Paula Stephan
Harvard University Press
2012 | 330pp | £33.95 (HB)
ISBN 9780674049710
Science and scientists cost money. Particle accelerator physicists and their apparatus are expensive, but even theoreticians need space, salary and computing resources. Academic research is influenced by total funding and its distribution – choices are made between big versus small science, favoured research fields and ultimately individual projects. In return for government funding, basic science can stimulate economic growth and seed spin-out companies, despite the gap between a discovery and its application.
Paula Stephan is a longtime student of how governments and universities allocate resources and how scientists respond to this. In a lively but scholarly book, devoid of economics jargon, she reflects knowledgeably on scientists’ incentives of recognition, salary and repeat grants.
Concentrating on the US, Stephan is aware of the differences in Europe: more research institutes, EU international collaboration grants, and the rarity of academics raising all their salary from grants. She sees some similarity between sports tournaments and scientists’ rewards – participants below the top levels receive acclaim and satisfaction in their careers – and suggests that lavish US departments are like shopping malls in the way they entice investigators.
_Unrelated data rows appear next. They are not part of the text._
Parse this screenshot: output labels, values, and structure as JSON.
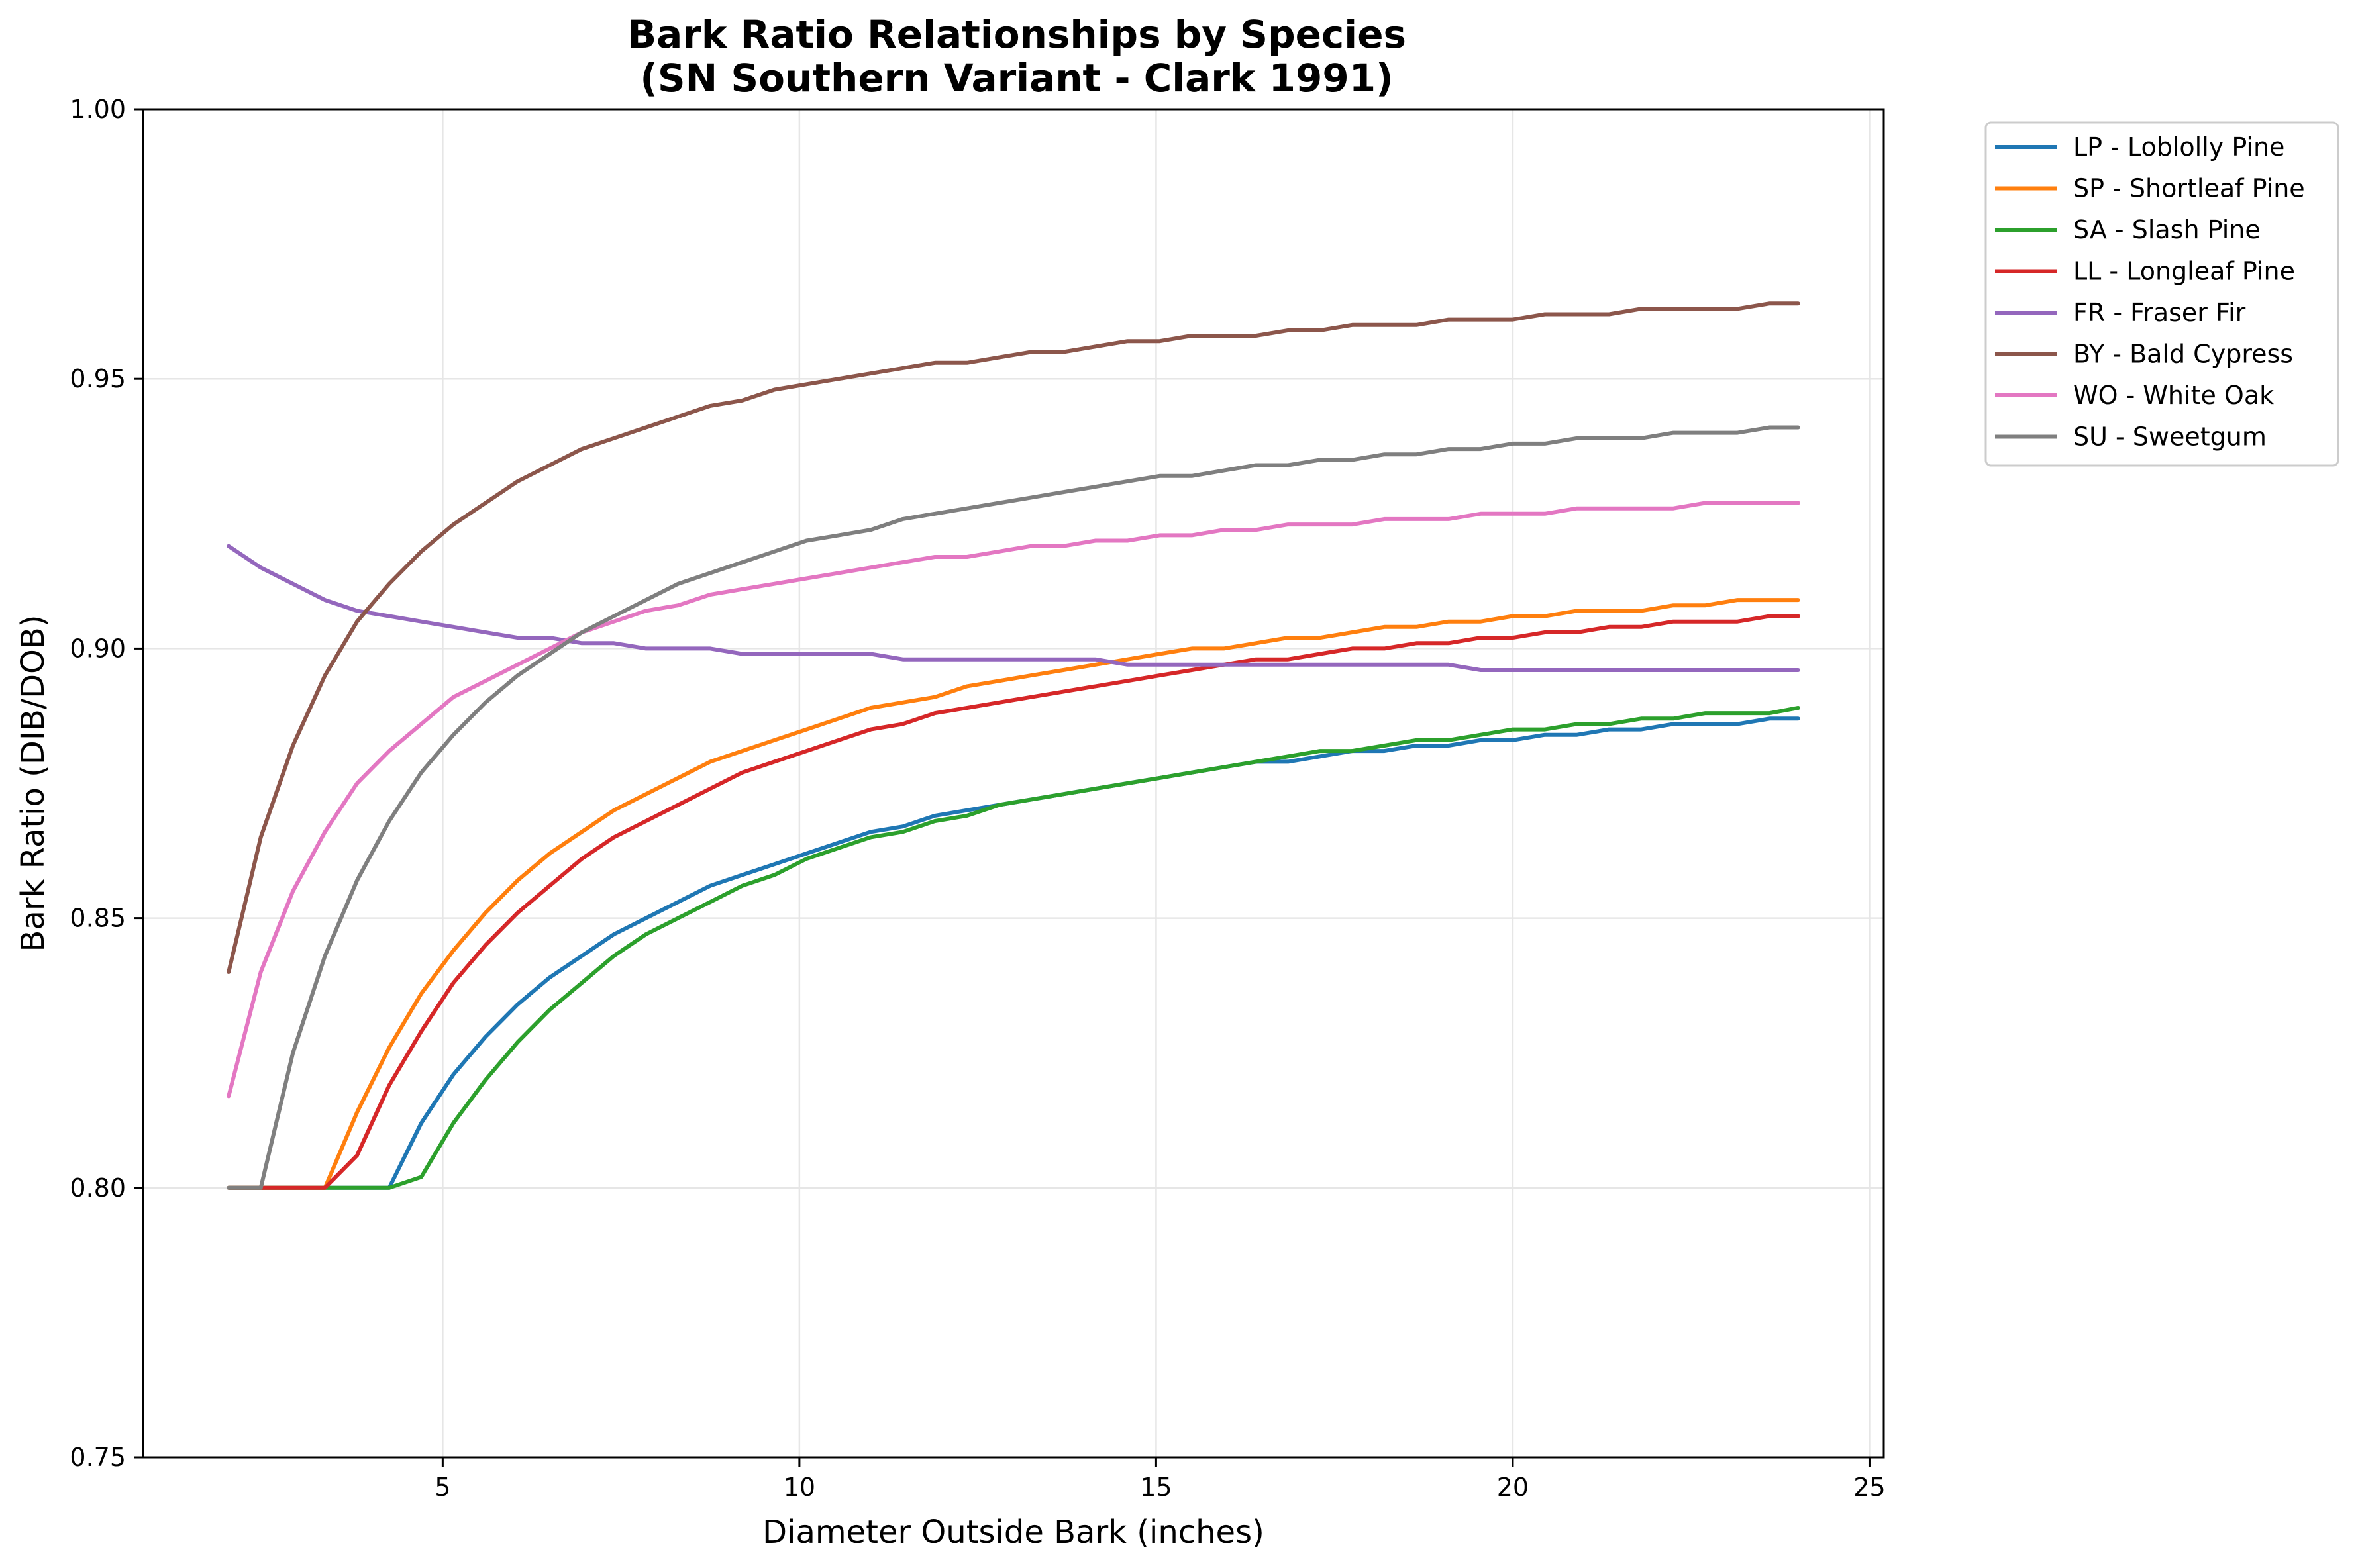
{
  "chart_data": {
    "type": "line",
    "title": "Bark Ratio Relationships by Species",
    "subtitle": "(SN Southern Variant - Clark 1991)",
    "xlabel": "Diameter Outside Bark (inches)",
    "ylabel": "Bark Ratio (DIB/DOB)",
    "xlim": [
      0.8,
      25.2
    ],
    "ylim": [
      0.75,
      1.0
    ],
    "xticks": [
      5,
      10,
      15,
      20,
      25
    ],
    "yticks": [
      0.75,
      0.8,
      0.85,
      0.9,
      0.95,
      1.0
    ],
    "xtick_labels": [
      "5",
      "10",
      "15",
      "20",
      "25"
    ],
    "ytick_labels": [
      "0.75",
      "0.80",
      "0.85",
      "0.90",
      "0.95",
      "1.00"
    ],
    "grid": true,
    "legend_position": "outside-top-right",
    "x": [
      2.0,
      2.45,
      2.9,
      3.35,
      3.8,
      4.25,
      4.7,
      5.15,
      5.6,
      6.05,
      6.5,
      6.95,
      7.4,
      7.85,
      8.3,
      8.75,
      9.2,
      9.65,
      10.1,
      10.55,
      11.0,
      11.45,
      11.9,
      12.35,
      12.8,
      13.25,
      13.7,
      14.15,
      14.6,
      15.05,
      15.5,
      15.95,
      16.4,
      16.85,
      17.3,
      17.75,
      18.2,
      18.65,
      19.1,
      19.55,
      20.0,
      20.45,
      20.9,
      21.35,
      21.8,
      22.25,
      22.7,
      23.15,
      23.6,
      24.0
    ],
    "series": [
      {
        "name": "LP - Loblolly Pine",
        "color": "#1f77b4",
        "values": [
          0.8,
          0.8,
          0.8,
          0.8,
          0.8,
          0.8,
          0.812,
          0.821,
          0.828,
          0.834,
          0.839,
          0.843,
          0.847,
          0.85,
          0.853,
          0.856,
          0.858,
          0.86,
          0.862,
          0.864,
          0.866,
          0.867,
          0.869,
          0.87,
          0.871,
          0.872,
          0.873,
          0.874,
          0.875,
          0.876,
          0.877,
          0.878,
          0.879,
          0.879,
          0.88,
          0.881,
          0.881,
          0.882,
          0.882,
          0.883,
          0.883,
          0.884,
          0.884,
          0.885,
          0.885,
          0.886,
          0.886,
          0.886,
          0.887,
          0.887
        ]
      },
      {
        "name": "SP - Shortleaf Pine",
        "color": "#ff7f0e",
        "values": [
          0.8,
          0.8,
          0.8,
          0.8,
          0.814,
          0.826,
          0.836,
          0.844,
          0.851,
          0.857,
          0.862,
          0.866,
          0.87,
          0.873,
          0.876,
          0.879,
          0.881,
          0.883,
          0.885,
          0.887,
          0.889,
          0.89,
          0.891,
          0.893,
          0.894,
          0.895,
          0.896,
          0.897,
          0.898,
          0.899,
          0.9,
          0.9,
          0.901,
          0.902,
          0.902,
          0.903,
          0.904,
          0.904,
          0.905,
          0.905,
          0.906,
          0.906,
          0.907,
          0.907,
          0.907,
          0.908,
          0.908,
          0.909,
          0.909,
          0.909
        ]
      },
      {
        "name": "SA - Slash Pine",
        "color": "#2ca02c",
        "values": [
          0.8,
          0.8,
          0.8,
          0.8,
          0.8,
          0.8,
          0.802,
          0.812,
          0.82,
          0.827,
          0.833,
          0.838,
          0.843,
          0.847,
          0.85,
          0.853,
          0.856,
          0.858,
          0.861,
          0.863,
          0.865,
          0.866,
          0.868,
          0.869,
          0.871,
          0.872,
          0.873,
          0.874,
          0.875,
          0.876,
          0.877,
          0.878,
          0.879,
          0.88,
          0.881,
          0.881,
          0.882,
          0.883,
          0.883,
          0.884,
          0.885,
          0.885,
          0.886,
          0.886,
          0.887,
          0.887,
          0.888,
          0.888,
          0.888,
          0.889
        ]
      },
      {
        "name": "LL - Longleaf Pine",
        "color": "#d62728",
        "values": [
          0.8,
          0.8,
          0.8,
          0.8,
          0.806,
          0.819,
          0.829,
          0.838,
          0.845,
          0.851,
          0.856,
          0.861,
          0.865,
          0.868,
          0.871,
          0.874,
          0.877,
          0.879,
          0.881,
          0.883,
          0.885,
          0.886,
          0.888,
          0.889,
          0.89,
          0.891,
          0.892,
          0.893,
          0.894,
          0.895,
          0.896,
          0.897,
          0.898,
          0.898,
          0.899,
          0.9,
          0.9,
          0.901,
          0.901,
          0.902,
          0.902,
          0.903,
          0.903,
          0.904,
          0.904,
          0.905,
          0.905,
          0.905,
          0.906,
          0.906
        ]
      },
      {
        "name": "FR - Fraser Fir",
        "color": "#9467bd",
        "values": [
          0.919,
          0.915,
          0.912,
          0.909,
          0.907,
          0.906,
          0.905,
          0.904,
          0.903,
          0.902,
          0.902,
          0.901,
          0.901,
          0.9,
          0.9,
          0.9,
          0.899,
          0.899,
          0.899,
          0.899,
          0.899,
          0.898,
          0.898,
          0.898,
          0.898,
          0.898,
          0.898,
          0.898,
          0.897,
          0.897,
          0.897,
          0.897,
          0.897,
          0.897,
          0.897,
          0.897,
          0.897,
          0.897,
          0.897,
          0.896,
          0.896,
          0.896,
          0.896,
          0.896,
          0.896,
          0.896,
          0.896,
          0.896,
          0.896,
          0.896
        ]
      },
      {
        "name": "BY - Bald Cypress",
        "color": "#8c564b",
        "values": [
          0.84,
          0.865,
          0.882,
          0.895,
          0.905,
          0.912,
          0.918,
          0.923,
          0.927,
          0.931,
          0.934,
          0.937,
          0.939,
          0.941,
          0.943,
          0.945,
          0.946,
          0.948,
          0.949,
          0.95,
          0.951,
          0.952,
          0.953,
          0.953,
          0.954,
          0.955,
          0.955,
          0.956,
          0.957,
          0.957,
          0.958,
          0.958,
          0.958,
          0.959,
          0.959,
          0.96,
          0.96,
          0.96,
          0.961,
          0.961,
          0.961,
          0.962,
          0.962,
          0.962,
          0.963,
          0.963,
          0.963,
          0.963,
          0.964,
          0.964
        ]
      },
      {
        "name": "WO - White Oak",
        "color": "#e377c2",
        "values": [
          0.817,
          0.84,
          0.855,
          0.866,
          0.875,
          0.881,
          0.886,
          0.891,
          0.894,
          0.897,
          0.9,
          0.903,
          0.905,
          0.907,
          0.908,
          0.91,
          0.911,
          0.912,
          0.913,
          0.914,
          0.915,
          0.916,
          0.917,
          0.917,
          0.918,
          0.919,
          0.919,
          0.92,
          0.92,
          0.921,
          0.921,
          0.922,
          0.922,
          0.923,
          0.923,
          0.923,
          0.924,
          0.924,
          0.924,
          0.925,
          0.925,
          0.925,
          0.926,
          0.926,
          0.926,
          0.926,
          0.927,
          0.927,
          0.927,
          0.927
        ]
      },
      {
        "name": "SU - Sweetgum",
        "color": "#7f7f7f",
        "values": [
          0.8,
          0.8,
          0.825,
          0.843,
          0.857,
          0.868,
          0.877,
          0.884,
          0.89,
          0.895,
          0.899,
          0.903,
          0.906,
          0.909,
          0.912,
          0.914,
          0.916,
          0.918,
          0.92,
          0.921,
          0.922,
          0.924,
          0.925,
          0.926,
          0.927,
          0.928,
          0.929,
          0.93,
          0.931,
          0.932,
          0.932,
          0.933,
          0.934,
          0.934,
          0.935,
          0.935,
          0.936,
          0.936,
          0.937,
          0.937,
          0.938,
          0.938,
          0.939,
          0.939,
          0.939,
          0.94,
          0.94,
          0.94,
          0.941,
          0.941
        ]
      }
    ]
  }
}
She believes defence and some health research need public funding, but grant mechanisms favour risk-avoiding incremental research rather than innovation.
Stephan’s outlook for improvement is slightly disappointing. She is not in favour of PhD chemists becoming science teachers and is suspicious about excessive lobbying for funding of biomedical research over other disciplines.
To help decouple research from training, she favours more US research institutes (fostering interdisciplinary research), scoring grant applications partly on PhD placement data and making competitive training awards to graduates tenable at any university. She suggests that prestigious prizes for groups of scientists could encourage collaboration and research across disciplines.
Writing in a ‘somewhat engaging manner’ (her phrase), Stephan clarifies her aims and conclusions in each chapter, assessing the economic factors that influence research. One hopes that senior scientists and administrators will consider her suggestions for improving the economic efficiency of research.